Jewelery makers say job losses could be on the hook in the coming weeks if business continues to slump.
“Demand dropped significantly after the import duties were announced. We were forced to reduce working hours to reduce jewelry manufacturing,” Muthu Venkatram, chairman of the Coimbatore Jewelery Manufacturers Association, told ET.
India is the second largest consumer of gold in the world and the country has increased import duties on gold as surging imports put pressure on its current account deficit (CAD). The government aims to reduce gold imports and preserve foreign exchange reserves.
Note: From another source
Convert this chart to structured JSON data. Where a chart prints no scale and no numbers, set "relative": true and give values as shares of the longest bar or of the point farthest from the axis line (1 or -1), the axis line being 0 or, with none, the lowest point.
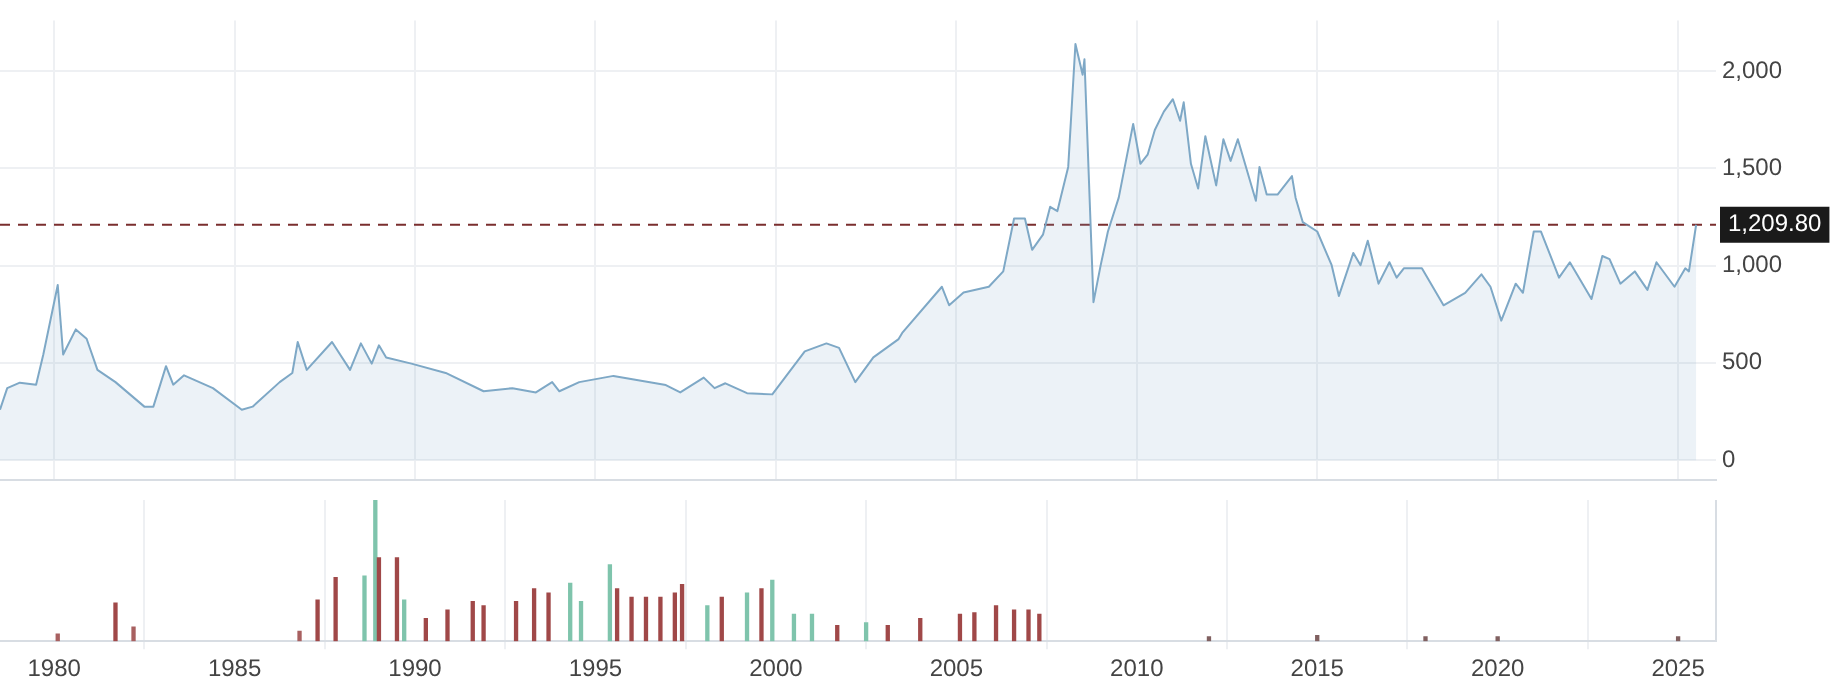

India’s gold imports in June nearly tripled from levels a year ago as prices corrected and jewelers restocked after robust sales during Akshaya Tritiya in May.
The country imported 49 tonnes of gold in June, compared to 17 tonnes a year ago.
“Demand has dropped significantly due to fears of high inflation and an expected recession. Consumers are seen as saving money for essentials and not spending money on jewelry,” said said Surendra Mehta, National Secretary of India Bullion & Jewelers Association. “Working hours for goldsmiths and other workers have been reduced due to lower demand.”
India consumes around 800 to 850 tonnes of gold per year.
Of this, 600 tons are used to make handmade jewelry, which is popular not only in India but all over the world. Currently, the total duty and tax on gold is 18%, which includes an import duty of 12.5%, an agricultural infrastructure development tax of 2.5% and 3% GST.
Although there has been a drop in demand, some of the trade believe this would be temporary.